Other physicians voice concerns about bleeding complications—particularly in surgical patients—and about heparin-induced thrombocytopenia, which occurs in 1%–2% of patients on heparin.

"Many clinicians have the sense that venous thrombosis is not a particular problem in their practice," because they have not seen a DVT in one of their patients for several years or may have not known that a patient had a DVT diagnosed a week after surgery by an internist or at the emergency department, Dr. Blinder said.

In the absence of prophylaxis, studies have found a DVT prevalence of 10%–20% in medical patients, 15%–40% in general surgery patients, and about 20%–50% of stroke and orthopedic surgery patients. Even though most patients did not have symptomatic thrombosis in those studies, each patient underwent venography or a fibrinogen uptake procedure. Most series of major procedures in plastic surgery have found a risk of 1%–2% for DVT and/or pulmonary embolism, generally without prophylaxis, he said.

Deficiencies in any of the body's natural anticoagulants, such as antithrombin, protein C, and protein S, lead to a substantial risk of thrombosis. About 5% of people with European heritage carry a mutation in the blood-clotting factor V Leiden, which increases the risk of thrombosis. In fact, 20%–30% of people who have DVT without an identified cause turn out to be positive for the factor V Leiden mutation.

"We've seen many, many patients who have [a factor V Leiden mutation] as an inherited risk factor, and then you add on a second risk factor like surgery or like an estrogen-containing hormone, and that is enough to trigger a blood clot," Dr. Blinder said.

The American College of Chest Physicians' evidence-based guidelines for preventing venous thromboembolism stratify patients undergoing general surgery as low, moderate, high, or highest risk, according to their age, the type of operation, and underlying risk factors (Chest 2004;126:338S-400S).

The guidelines advise early and frequent mobilization for low-risk patients and low-dose unfractionated heparin (LDUH) or low-molecular weight heparin (LMWH) for moderate-risk patients. High-risk patients generally should receive LDUH every 8 hours, or a LMWH such as enoxaparin (Lovenox).

Patients at highest risk for DVT need a full dose of a LMWH such as enoxaparin or the factor Xa inhibitor fondaparinux (Arixtra) in combination with intermittent pneumatic compression (IPC) or graduated compression stockings, said Dr. Blinder, who is on the speakers bureau for GlaxoSmithKline Inc., which manufactures fondaparinux.

Other guidelines that have been issued by the American Society of Plastic Surgeons largely follow these recommendations but instead divide surgical patients into low-, moderate-, and high-risk groups (Plast. Reconstr. Surg. 2002;110:1337–42).

Dr.

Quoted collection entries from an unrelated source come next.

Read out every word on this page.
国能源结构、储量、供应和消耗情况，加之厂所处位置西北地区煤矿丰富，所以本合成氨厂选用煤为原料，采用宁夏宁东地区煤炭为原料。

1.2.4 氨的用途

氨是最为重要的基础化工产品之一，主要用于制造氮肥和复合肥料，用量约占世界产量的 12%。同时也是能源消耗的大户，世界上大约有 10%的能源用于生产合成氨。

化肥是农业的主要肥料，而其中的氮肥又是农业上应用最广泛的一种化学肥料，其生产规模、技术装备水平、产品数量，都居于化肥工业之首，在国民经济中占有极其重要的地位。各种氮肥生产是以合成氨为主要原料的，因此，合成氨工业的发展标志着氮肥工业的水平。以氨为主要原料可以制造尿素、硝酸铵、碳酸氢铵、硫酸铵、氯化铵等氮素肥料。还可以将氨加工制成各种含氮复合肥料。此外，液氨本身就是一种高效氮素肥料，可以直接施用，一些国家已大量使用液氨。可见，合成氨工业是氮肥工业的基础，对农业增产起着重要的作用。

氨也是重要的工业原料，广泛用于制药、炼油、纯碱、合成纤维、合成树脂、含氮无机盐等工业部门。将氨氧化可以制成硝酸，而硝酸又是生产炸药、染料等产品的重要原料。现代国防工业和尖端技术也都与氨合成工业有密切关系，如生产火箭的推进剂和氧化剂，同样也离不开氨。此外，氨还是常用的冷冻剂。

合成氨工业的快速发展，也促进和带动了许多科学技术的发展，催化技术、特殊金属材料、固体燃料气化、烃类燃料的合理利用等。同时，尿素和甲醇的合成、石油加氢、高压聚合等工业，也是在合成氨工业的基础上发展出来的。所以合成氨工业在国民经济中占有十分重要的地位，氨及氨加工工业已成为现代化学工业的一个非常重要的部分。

Blinder suggested that IPC devices may see rising use because newer, fanny pack-size devices are much smaller than previous ones that had to sit at the side of a bed. Graduated compression stockings are thought to increase blood circulation by restricting the venous diameter. IPC devices also restrict venous diameter and are known to more than double the velocity of blood and increase fibrinolytic activity.

A meta-analysis of 15 randomized, controlled trials using IPC to prevent DVT in surgical patients found that the devices could drop the risk of DVT by 60%, compared with no prophylaxis (Thromb. Haemost. 2005;94:1181–5).

Investigators have not resolved the appropriate time to start or stop prophylaxis, but some type of pharmacologic prophylaxis should be included along with mechanical methods, he advised.